29. April 2015 · Kommentare deaktiviert für Bulgarien: EU-Mauer mit deutscher Hilfe · Kategorien: Bulgarien · Tags: ,

Bulgarie : un nouveau « rideau de fer » contre les migrants

Le Courrier des Balkans

La Bulgarie est l’un des points de passage les plus dangereux pour les migrants en route vers la « forteresse européenne ». Sous forte pression de l’UE, et notamment de Berlin, la Bulgarie construit un mur de 130 kilomètres à la frontière turque pour endiguer le flux migratoire à ses portes. L’histoire hoquète : au rideau de fer de la Guerre froide se succède le mur bulgare, avec une différence de taille. Désormais, « l’ennemi » est à l’extérieur, et doit être « refoulé ».

Comme toutes les frontières extérieures de l’Europe, celle de la Bulgarie est, pour beaucoup, une ligne qui rime avec survie. Des milliers de personnes en quête d’un avenir meilleur tentent de la franchir tous les ans. Pour un grand nombre d’entre elles, le voyage s’arrête là. En Bulgarie, on entend rarement parler des milliers de personnes qui trouvent la mort en essayent d’atteindre les côtes grecques ou italiennes. On y serait donc choqué d’apprendre que la frontière bulgare est l’une des frontières qui enregistre un des plus fort taux de mortalité dû aux passages de migrants. En Bulgarie, les migrants ne trouvent pas la mort qu’en essayant de pénétrer dans le pays, mais aussi lorsqu’ils essayent de s’en échapper…

Les cas se suivent et s’enchaînent : le 4 juillet dernier, la police bulgare a tué un Afghan qui essayait de s’enfuir vers la Serbie. Le 19 novembre, quatre migrants qui essayaient de passer cette même frontière ont été retrouvés morts de froid. Neuf jours plus tard, le 28 novembre, le corps d’un autre migrant a été retrouvé non loin de la frontière avec la Turquie. Le 12 mars dernier, les médias locaux ont annoncé que Mohammed Jawad Kadhim Murad et Dalil Ilyas avaient trouvé la mort à la suite de blessures subies dans une bataille féroce avec la police aux frontières bulgare.

Encore cette semaine, deux Irakiens, faisant partie d’un groupe de douze yazidis pris à partie par des garde-frontières, sont morts, apparemment battus par des officiels bulgares selon le Haut-commissariat aux Réfugiés des Nations unies (UNHCR).

Raisons « objEctives » et « vraies » raisons

Les arrestations musclées de migrants à la frontière turco-bulgare ne sont pas une nouveauté. Il s’agit de pratiques courantes, appliquées à tous, indépendamment de l’âge ou du sexe. Les expulsions brutales de réfugiés en provenance des frontières européennes extérieures ne sont pas des cas isolés, œuvres de gardes-frontières récalcitrants. Au contraire, il s’agit bien là de pratiques encouragées par la politique étrangère de la forteresse européenne.

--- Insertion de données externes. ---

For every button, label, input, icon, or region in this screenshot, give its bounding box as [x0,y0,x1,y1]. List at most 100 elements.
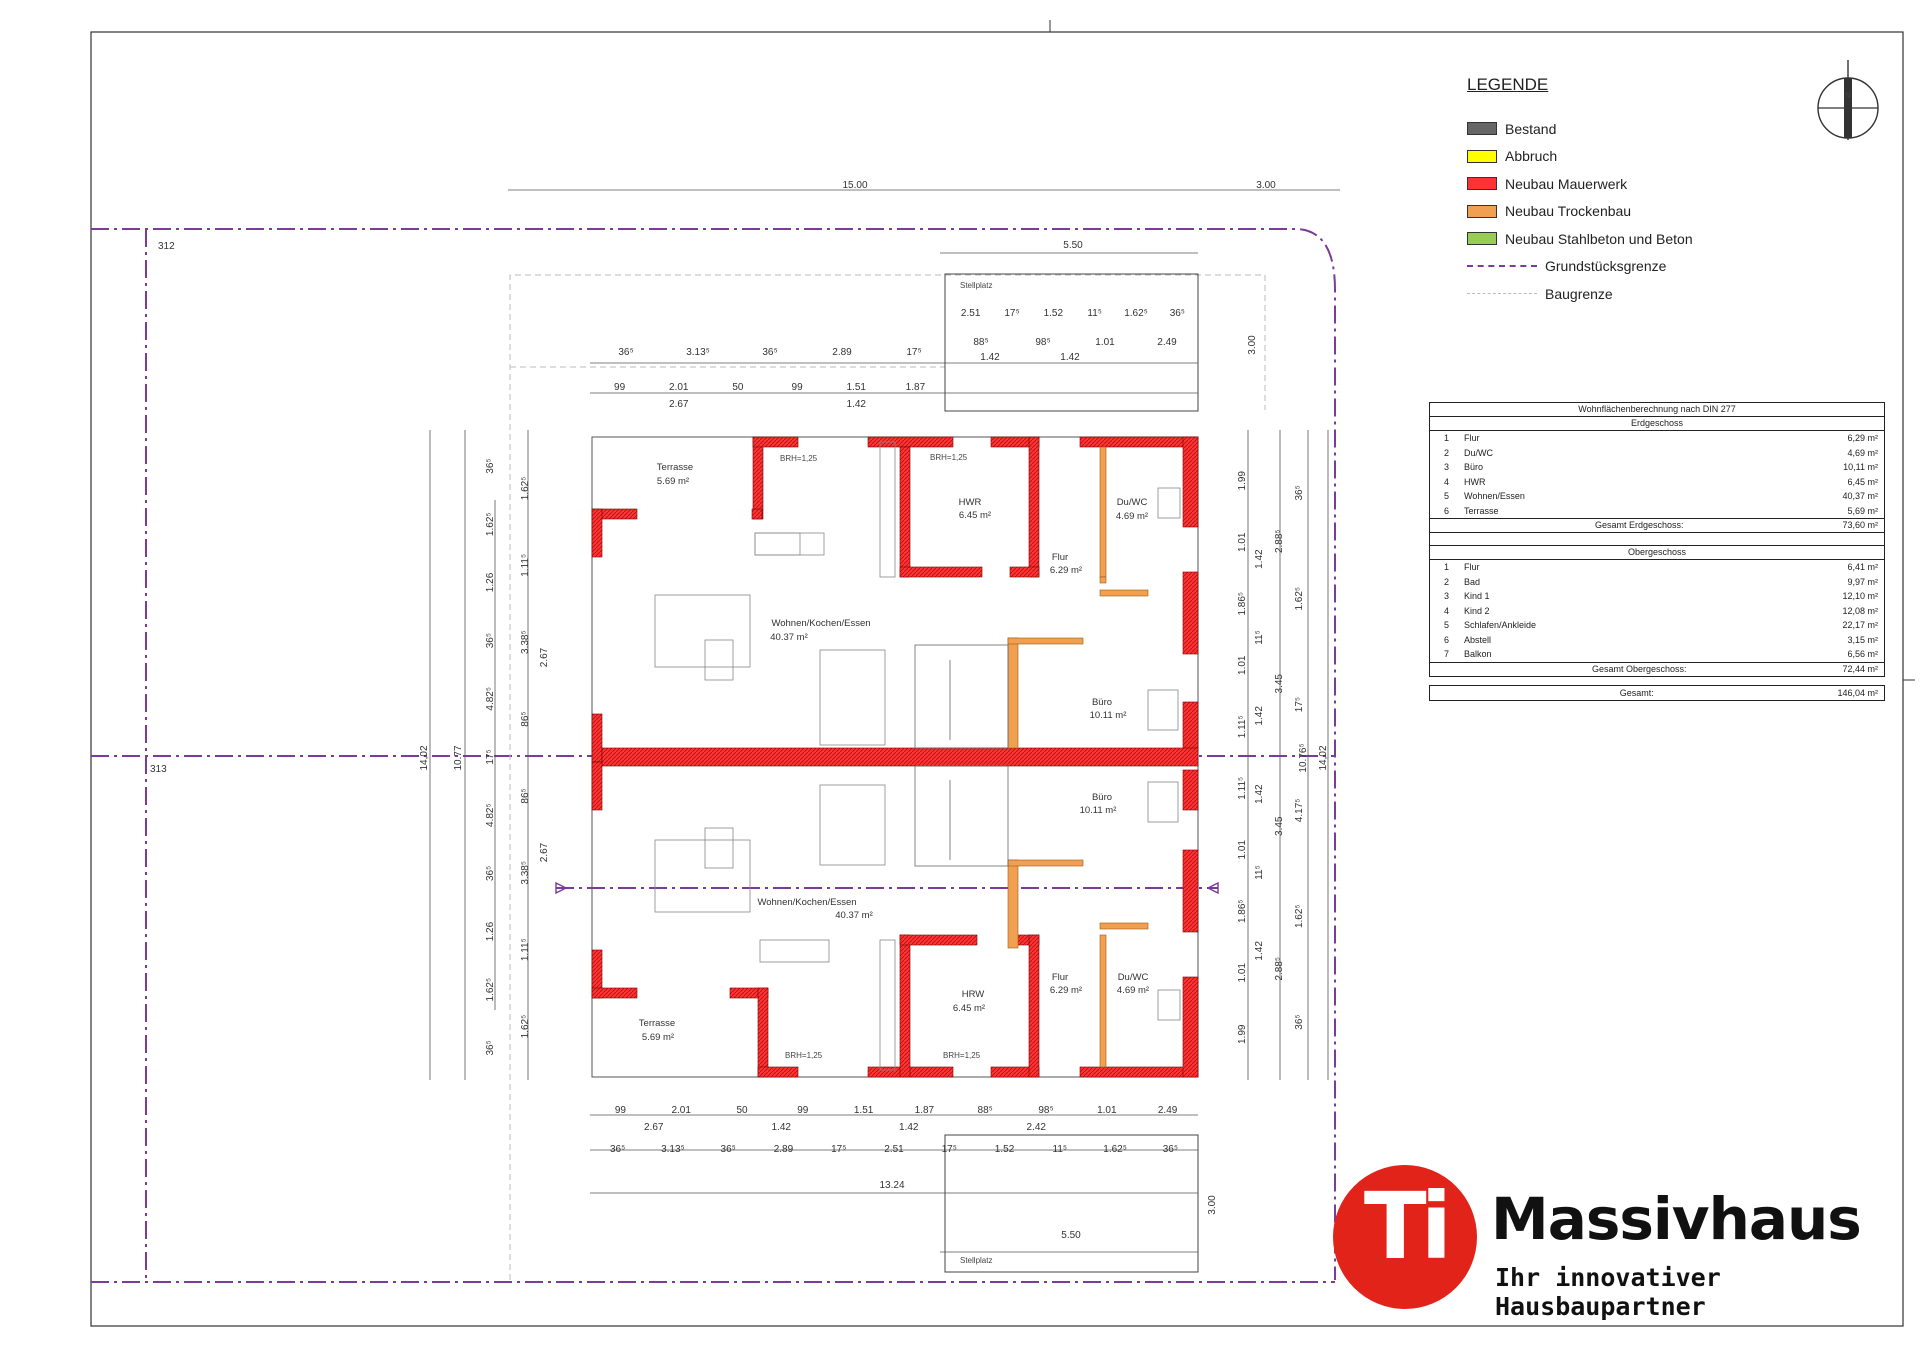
legend-label: Bestand [1505,120,1557,137]
sheet-border [90,31,1904,1327]
svg-text:HRW: HRW [962,989,985,1000]
rooms-bottom: Büro 10.11 m² Wohnen/Kochen/Essen 40.37 … [639,792,1149,1043]
svg-text:40.37 m²: 40.37 m² [835,910,873,921]
dim-label: 2.67 [644,1122,664,1133]
area-cell-value: 10,11 m² [1843,462,1878,472]
svg-text:14,02: 14,02 [1318,745,1329,770]
legend-item: Bestand [1467,115,1767,143]
legend-label: Neubau Mauerwerk [1505,175,1628,192]
dim-label: 36⁵ [762,347,777,358]
dim-label: 88⁵ [973,337,988,348]
dim-label: 1.26 [485,921,496,941]
svg-text:Büro: Büro [1092,792,1112,803]
svg-text:6.45 m²: 6.45 m² [959,510,991,521]
dim-label: 4.17⁵ [1294,799,1305,823]
svg-text:Büro: Büro [1092,697,1112,708]
svg-text:BRH=1,25: BRH=1,25 [930,453,968,462]
svg-text:Flur: Flur [1052,552,1068,563]
area-cell-value: 6,41 m² [1847,562,1878,572]
svg-text:5.50: 5.50 [1061,1230,1081,1241]
area-cell-n: 6 [1444,505,1450,516]
dim-label: 1.01 [1237,532,1248,552]
area-cell-n: 2 [1444,576,1450,587]
svg-text:Terrasse: Terrasse [639,1018,675,1029]
svg-text:4.69 m²: 4.69 m² [1116,511,1148,522]
og-total-row: Gesamt Obergeschoss: 72,44 m² [1430,661,1884,676]
area-table: Wohnflächenberechnung nach DIN 277 Erdge… [1429,402,1885,701]
dim-label: 11⁵ [1053,1144,1068,1155]
svg-text:Du/WC: Du/WC [1118,972,1149,983]
dim-label: 1.42 [1254,549,1265,569]
legend-item: Abbruch [1467,143,1767,171]
parking-top-label: Stellplatz [960,281,992,290]
dim-label: 1.11⁵ [520,938,531,961]
dim-label: 36⁵ [618,347,633,358]
area-cell-value: 22,17 m² [1842,620,1878,630]
dim-label: 2.42 [1027,1122,1047,1133]
dim-label: 36⁵ [1170,308,1185,319]
dim-label: 2.49 [1158,1105,1178,1116]
dim-label: 1.51 [854,1105,874,1116]
dim-label: 1.62⁵ [1294,587,1305,611]
parcel-313: 313 [150,764,167,775]
dim-label: 2.88⁵ [1274,957,1285,981]
legend-title: LEGENDE [1467,75,1549,94]
dim-label: 1.01 [1237,655,1248,675]
dim-label: 36⁵ [485,633,496,648]
parking-top [944,273,1199,412]
svg-text:6.45 m²: 6.45 m² [953,1003,985,1014]
dim-label: 1.86⁵ [1237,592,1248,616]
dim-label: 1.11⁵ [520,554,531,577]
dim-label: 1.99 [1237,471,1248,491]
company-logo: Ti Massivhaus Ihr innovativer Hausbaupar… [1333,1165,1888,1321]
dim-label: 1.52 [995,1144,1015,1155]
area-cell-label: Schlafen/Ankleide [1464,620,1537,630]
area-cell-n: 5 [1444,620,1450,630]
logo-mark: Ti [1363,1173,1452,1280]
furniture [654,441,1181,1071]
legend-swatch [1467,293,1537,295]
area-table-eg-title: Erdgeschoss [1430,417,1884,431]
dim-label: 36⁵ [485,1040,496,1055]
svg-text:5.69 m²: 5.69 m² [657,476,689,487]
svg-text:15.00: 15.00 [842,180,867,191]
dim-label: 1.62⁵ [1103,1144,1127,1155]
svg-text:HWR: HWR [959,497,982,508]
svg-text:5.50: 5.50 [1063,240,1083,251]
area-cell-n: 7 [1444,649,1450,659]
dim-label: 17⁵ [485,749,496,764]
dim-label: 1.62⁵ [520,1015,531,1039]
dim-label: 88⁵ [978,1105,993,1116]
dim-label: 3.38⁵ [520,630,531,654]
area-cell-label: Terrasse [1464,505,1499,516]
dim-label: 3.38⁵ [520,861,531,885]
dim-label: 1.62⁵ [1294,904,1305,928]
dim-label: 1.42 [899,1122,919,1133]
dim-label: 17⁵ [906,347,921,358]
dim-label: 2.49 [1157,337,1177,348]
dim-label: 1.01 [1237,840,1248,860]
svg-text:5.69 m²: 5.69 m² [642,1032,674,1043]
legend-label: Baugrenze [1545,285,1613,302]
dim-label: 2.01 [669,382,689,393]
dim-label: 2.51 [884,1144,904,1155]
legend-label: Neubau Stahlbeton und Beton [1505,230,1693,247]
area-cell-label: Flur [1464,562,1480,572]
dim-label: 11⁵ [1254,865,1265,880]
dim-label: 99 [797,1105,809,1116]
dim-label: 36⁵ [485,458,496,473]
dim-label: 1.42 [772,1122,792,1133]
dim-label: 1.87 [915,1105,935,1116]
dim-label: 1.62⁵ [520,477,531,501]
dim-label: 2.67 [669,399,689,410]
svg-text:3.00: 3.00 [1207,1195,1218,1215]
svg-text:4.69 m²: 4.69 m² [1117,985,1149,996]
area-cell-n: 3 [1444,591,1450,601]
legend-item: Neubau Stahlbeton und Beton [1467,225,1767,253]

Au début des années 2000, l’Europe commence à appliquer une nouvelle politique en matière de droit d’asile. Le premier objectif devient alors d’établir des règles qui permettent de quantifier et de qualifier les raisons qui poussent les migrants à fuir leur pays et d’en déduire les conditions « objectives » de l’acceptation de leur asile. L’« objectivité » est en cela définie par la réponse à la question de savoir s’il s’agit d’une migration politique ou économique. Les raisons « objectives » qui poussent à accepter l’asile des migrants sont le danger politique, tandis que les migrations économiques ne sont pas considérées comme «objectives» et ne sont pas suffisantes pour faire valoir les droits d’asile.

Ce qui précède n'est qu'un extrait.